Five years ago I was diagnosed with lung cancer. I had most of my left lung and lymph nodes removed in my first surgery and tumours removed from my right lung in a second surgery three months later. I’ve never smoked.
It was a huge shock. Like most people, I thought only people who smoked got lung cancer. But that’s not the case.
Through my husband’s work, I am aware of radon gas and the fact that it is a leading cause of lung cancer. We sent radon detectors to the two homes where we had lived in eastern Canada. One of the homes, located in the heart of Ottawa, tested a staggering 16 times above the Health Canada radon guideline of 200 Bq/m3 and 32 times the WHO radon guideline of 100 Bq/m3. I worked from home and was exposed to this excessive amount of radiation for over five years. The good news is that the home has now been successfully mitigated for radon, and is completely safe for the current homeowner and family.
Health Canada recommends that all Canadians test their homes for radon as it is the only way to know if you are at risk. As yet there are no national or provincial requirements to test homes, workplaces or schools in Canada, and this clearly needs to happen.
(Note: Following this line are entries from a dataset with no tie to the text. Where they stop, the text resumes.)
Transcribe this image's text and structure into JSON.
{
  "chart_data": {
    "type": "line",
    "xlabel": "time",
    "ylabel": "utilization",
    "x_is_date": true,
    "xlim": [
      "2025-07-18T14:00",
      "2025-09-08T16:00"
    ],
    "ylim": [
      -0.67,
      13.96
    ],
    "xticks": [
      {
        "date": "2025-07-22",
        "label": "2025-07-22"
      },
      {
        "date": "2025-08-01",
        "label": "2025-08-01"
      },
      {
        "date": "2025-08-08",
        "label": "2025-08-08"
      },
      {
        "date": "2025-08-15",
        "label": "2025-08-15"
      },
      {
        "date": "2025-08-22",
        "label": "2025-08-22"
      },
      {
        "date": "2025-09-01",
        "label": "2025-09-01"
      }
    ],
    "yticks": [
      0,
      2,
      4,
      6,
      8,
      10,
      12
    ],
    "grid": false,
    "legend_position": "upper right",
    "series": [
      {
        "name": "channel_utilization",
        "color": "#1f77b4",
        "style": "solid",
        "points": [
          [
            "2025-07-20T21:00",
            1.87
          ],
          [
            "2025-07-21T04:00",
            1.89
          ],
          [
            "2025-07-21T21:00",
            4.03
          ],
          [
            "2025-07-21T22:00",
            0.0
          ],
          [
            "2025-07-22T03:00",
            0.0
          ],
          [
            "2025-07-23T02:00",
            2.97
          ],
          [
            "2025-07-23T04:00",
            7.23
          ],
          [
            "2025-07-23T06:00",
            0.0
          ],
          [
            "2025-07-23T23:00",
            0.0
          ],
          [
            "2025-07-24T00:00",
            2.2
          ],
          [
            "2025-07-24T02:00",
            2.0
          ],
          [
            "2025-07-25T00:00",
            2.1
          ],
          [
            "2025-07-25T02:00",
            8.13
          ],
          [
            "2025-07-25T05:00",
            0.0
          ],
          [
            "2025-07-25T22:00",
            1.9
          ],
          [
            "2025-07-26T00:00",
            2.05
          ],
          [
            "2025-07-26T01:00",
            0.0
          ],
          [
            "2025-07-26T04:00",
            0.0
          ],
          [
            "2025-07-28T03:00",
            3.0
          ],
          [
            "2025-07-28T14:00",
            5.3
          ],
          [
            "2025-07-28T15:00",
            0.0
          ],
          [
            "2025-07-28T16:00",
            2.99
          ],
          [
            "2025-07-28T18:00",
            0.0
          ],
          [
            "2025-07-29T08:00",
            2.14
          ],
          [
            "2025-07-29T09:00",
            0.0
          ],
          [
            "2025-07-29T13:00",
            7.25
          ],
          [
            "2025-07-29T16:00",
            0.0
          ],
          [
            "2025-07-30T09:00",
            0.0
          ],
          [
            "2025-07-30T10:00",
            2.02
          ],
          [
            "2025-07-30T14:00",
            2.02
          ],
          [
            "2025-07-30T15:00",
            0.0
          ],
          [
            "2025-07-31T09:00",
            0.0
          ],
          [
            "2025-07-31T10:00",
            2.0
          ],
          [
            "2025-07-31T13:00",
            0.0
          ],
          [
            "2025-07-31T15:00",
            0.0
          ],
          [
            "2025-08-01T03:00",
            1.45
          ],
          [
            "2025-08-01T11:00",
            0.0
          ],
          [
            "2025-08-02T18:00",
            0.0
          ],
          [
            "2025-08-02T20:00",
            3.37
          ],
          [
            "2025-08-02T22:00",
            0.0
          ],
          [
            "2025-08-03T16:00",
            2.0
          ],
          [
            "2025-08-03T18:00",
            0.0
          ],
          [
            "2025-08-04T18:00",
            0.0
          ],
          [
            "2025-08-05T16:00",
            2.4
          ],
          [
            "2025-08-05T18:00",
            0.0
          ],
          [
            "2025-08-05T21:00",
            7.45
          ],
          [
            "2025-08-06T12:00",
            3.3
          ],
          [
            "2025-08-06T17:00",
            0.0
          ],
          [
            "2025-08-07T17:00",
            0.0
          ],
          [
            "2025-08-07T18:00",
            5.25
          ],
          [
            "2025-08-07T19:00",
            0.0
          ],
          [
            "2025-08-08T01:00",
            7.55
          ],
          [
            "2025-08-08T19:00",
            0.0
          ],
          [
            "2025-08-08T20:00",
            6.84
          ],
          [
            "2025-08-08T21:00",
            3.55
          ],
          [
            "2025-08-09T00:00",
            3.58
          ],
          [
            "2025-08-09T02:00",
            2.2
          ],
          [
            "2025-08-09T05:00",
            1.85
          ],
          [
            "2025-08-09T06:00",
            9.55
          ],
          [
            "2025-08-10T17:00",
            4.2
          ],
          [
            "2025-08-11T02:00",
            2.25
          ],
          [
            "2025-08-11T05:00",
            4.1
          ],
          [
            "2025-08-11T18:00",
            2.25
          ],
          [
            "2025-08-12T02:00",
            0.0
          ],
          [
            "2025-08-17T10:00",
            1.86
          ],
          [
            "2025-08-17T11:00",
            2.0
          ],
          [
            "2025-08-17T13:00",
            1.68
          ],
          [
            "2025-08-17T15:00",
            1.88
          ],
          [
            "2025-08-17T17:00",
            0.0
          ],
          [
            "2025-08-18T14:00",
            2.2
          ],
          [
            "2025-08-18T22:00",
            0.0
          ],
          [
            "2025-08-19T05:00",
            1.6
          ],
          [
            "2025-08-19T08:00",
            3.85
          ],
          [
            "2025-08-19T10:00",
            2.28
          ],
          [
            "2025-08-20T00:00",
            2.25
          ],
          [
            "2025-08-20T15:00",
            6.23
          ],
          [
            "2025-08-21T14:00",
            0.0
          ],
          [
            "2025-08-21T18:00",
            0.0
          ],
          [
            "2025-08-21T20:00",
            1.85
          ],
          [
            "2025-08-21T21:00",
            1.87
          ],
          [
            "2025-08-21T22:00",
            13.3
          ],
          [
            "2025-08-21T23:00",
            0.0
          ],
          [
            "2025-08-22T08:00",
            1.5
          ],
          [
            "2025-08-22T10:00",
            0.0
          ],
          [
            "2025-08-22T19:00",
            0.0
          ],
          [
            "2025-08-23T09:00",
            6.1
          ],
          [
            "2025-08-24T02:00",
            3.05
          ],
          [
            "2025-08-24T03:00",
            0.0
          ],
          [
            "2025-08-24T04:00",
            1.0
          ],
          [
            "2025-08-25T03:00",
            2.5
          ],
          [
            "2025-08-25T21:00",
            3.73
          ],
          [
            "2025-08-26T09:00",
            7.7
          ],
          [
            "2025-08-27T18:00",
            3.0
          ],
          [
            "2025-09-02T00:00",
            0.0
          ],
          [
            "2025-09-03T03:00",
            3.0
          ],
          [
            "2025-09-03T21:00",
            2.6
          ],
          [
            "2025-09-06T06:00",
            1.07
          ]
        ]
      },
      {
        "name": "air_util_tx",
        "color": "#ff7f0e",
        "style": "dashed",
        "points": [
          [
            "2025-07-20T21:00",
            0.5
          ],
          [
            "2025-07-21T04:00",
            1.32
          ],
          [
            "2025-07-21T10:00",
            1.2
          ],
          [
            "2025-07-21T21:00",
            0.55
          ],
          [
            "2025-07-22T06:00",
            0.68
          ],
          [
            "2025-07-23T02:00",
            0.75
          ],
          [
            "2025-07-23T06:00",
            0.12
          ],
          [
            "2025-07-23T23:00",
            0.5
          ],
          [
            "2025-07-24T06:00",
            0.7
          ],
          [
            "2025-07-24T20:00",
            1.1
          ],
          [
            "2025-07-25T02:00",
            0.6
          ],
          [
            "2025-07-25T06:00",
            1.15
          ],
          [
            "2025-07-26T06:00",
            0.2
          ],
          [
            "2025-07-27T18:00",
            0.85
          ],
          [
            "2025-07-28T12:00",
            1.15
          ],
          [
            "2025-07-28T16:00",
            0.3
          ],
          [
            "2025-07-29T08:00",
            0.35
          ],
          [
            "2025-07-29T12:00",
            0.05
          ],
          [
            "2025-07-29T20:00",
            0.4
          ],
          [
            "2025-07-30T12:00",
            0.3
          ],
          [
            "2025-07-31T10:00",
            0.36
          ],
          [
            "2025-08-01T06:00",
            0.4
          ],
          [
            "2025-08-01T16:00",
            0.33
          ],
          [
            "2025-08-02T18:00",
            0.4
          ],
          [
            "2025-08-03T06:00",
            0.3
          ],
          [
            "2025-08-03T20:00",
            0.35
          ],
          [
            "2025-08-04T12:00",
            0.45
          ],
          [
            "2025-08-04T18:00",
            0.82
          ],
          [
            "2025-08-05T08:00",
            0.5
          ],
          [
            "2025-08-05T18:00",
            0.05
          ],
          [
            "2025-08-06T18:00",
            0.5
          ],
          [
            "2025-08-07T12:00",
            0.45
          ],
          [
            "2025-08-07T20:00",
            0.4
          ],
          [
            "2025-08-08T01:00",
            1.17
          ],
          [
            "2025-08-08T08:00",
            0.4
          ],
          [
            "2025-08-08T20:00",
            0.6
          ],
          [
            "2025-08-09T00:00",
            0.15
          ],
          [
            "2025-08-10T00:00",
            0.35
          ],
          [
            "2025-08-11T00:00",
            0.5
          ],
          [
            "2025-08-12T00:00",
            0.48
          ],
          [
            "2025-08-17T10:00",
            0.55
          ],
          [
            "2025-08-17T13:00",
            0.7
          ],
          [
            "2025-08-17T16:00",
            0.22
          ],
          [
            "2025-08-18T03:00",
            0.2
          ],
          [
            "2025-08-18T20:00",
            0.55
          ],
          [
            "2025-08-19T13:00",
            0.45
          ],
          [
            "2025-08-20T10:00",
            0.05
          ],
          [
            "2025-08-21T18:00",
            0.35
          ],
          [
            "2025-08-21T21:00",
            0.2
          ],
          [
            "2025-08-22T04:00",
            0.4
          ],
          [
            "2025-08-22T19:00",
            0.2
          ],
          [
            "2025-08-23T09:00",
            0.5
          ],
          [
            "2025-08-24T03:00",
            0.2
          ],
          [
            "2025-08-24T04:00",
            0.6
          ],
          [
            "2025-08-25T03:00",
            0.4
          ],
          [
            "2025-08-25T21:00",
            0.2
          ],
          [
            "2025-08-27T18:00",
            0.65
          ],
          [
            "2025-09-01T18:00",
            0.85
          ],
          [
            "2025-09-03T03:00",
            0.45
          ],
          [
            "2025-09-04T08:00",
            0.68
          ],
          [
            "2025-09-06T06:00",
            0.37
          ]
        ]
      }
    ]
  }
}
Because of Canada’s geology, there are radon hot spots throughout the country. Radon is a radioactive and carcinogenic gas that is in every indoor environment to some degree. It occurs randomly, so your home may be high, but others on your street may not be. That’s why everyone should test their home.
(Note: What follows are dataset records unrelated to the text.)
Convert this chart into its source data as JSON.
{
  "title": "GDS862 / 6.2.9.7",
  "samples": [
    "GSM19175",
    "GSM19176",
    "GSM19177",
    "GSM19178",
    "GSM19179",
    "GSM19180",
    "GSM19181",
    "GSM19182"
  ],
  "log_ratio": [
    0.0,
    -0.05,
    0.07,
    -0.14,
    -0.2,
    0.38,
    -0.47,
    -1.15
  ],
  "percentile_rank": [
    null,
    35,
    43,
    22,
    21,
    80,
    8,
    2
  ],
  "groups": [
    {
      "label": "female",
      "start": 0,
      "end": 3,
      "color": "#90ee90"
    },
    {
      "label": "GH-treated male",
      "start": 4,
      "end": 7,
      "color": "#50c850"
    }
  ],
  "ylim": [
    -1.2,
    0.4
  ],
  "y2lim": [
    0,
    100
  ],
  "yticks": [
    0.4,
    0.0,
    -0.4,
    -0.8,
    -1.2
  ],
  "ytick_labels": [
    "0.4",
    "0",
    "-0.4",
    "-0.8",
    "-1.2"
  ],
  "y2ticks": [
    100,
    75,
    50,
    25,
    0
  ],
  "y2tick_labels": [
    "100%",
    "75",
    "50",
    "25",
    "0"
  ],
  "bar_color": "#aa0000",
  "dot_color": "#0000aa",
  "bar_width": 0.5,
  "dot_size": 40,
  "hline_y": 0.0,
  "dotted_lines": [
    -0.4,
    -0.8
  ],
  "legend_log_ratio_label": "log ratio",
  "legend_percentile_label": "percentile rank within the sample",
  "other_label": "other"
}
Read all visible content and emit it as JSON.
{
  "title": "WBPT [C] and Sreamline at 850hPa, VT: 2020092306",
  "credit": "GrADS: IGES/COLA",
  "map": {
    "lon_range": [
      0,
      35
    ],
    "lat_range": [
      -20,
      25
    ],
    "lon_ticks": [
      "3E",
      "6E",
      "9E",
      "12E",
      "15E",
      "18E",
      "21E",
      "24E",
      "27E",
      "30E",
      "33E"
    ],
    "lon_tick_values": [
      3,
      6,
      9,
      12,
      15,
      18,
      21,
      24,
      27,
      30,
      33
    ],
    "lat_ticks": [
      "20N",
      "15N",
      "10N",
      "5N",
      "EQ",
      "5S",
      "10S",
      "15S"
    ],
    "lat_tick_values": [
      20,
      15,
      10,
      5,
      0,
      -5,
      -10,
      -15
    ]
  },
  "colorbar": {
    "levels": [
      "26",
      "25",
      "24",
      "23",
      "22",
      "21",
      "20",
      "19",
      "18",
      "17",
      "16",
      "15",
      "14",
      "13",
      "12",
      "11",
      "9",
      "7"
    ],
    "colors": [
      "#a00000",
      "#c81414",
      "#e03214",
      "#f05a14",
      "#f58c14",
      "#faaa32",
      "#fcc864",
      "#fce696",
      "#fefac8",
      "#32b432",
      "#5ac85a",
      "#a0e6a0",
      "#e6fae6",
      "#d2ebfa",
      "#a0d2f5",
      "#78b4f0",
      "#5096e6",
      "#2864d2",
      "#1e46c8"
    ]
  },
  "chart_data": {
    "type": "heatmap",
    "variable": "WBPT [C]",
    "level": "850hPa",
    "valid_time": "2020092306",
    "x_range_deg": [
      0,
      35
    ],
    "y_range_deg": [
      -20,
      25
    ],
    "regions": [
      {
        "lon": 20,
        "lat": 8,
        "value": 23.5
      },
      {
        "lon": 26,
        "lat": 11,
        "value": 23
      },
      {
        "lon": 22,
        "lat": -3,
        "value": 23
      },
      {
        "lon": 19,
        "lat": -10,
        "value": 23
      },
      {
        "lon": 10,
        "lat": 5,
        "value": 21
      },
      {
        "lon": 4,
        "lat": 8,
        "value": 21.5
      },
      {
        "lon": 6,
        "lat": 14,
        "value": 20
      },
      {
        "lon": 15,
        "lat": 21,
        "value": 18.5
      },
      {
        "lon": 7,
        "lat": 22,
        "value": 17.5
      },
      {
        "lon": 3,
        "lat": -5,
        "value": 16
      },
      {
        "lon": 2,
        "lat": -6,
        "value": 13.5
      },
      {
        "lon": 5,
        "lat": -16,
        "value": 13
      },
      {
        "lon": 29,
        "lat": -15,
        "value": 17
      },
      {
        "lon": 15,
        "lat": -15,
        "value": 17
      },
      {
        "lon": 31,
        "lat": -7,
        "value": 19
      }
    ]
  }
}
Our granddaughter just started kindergarten. Her classroom is in a basement in an old school. You can bet I am going to be asking the principal if this space has been tested. I would like to supply them with monitors so I know that Maya will be safe.
I had an excellent family doctor, who did not minimize my concerns and was determined to identify the cause of my condition. My symptoms were a persistent cough, which would not go away, and breathlessness. These symptoms are often associated with a heart condition, as well as lung cancer and many doctors, after eliminating the heart, would not scan the lungs in a non-smoker. I am here today because my doctor was determined to get to the bottom of the problem and sent me for a CT Scan, which revealed the cancerous tumours in my lungs.
The care I received at Vancouver General Hospital was excellent, although everyone I came into contact with asked me the same question, “So you smoked ?”
“No, “ I would reply.
“You must have worked with smokers then.”
Again my answer was no.
When I mention that radon is a poisonous and deadly gas and my exposure to it was in Ottawa, people look amazed – I am not sure they believe me sometimes.
I am sharing my experience because I want to urge family physicians and the medical community to get behind the indisputable fact that exposure to radon gas causes lung cancer. I would like to see the government pass legislation that requires all homes, workplaces and schools to be tested. And lastly, I ask all homeowners and renters to test where they live, and urge everyone they come into contact with to do the same – radon-induced lung cancer is real and can be prevented.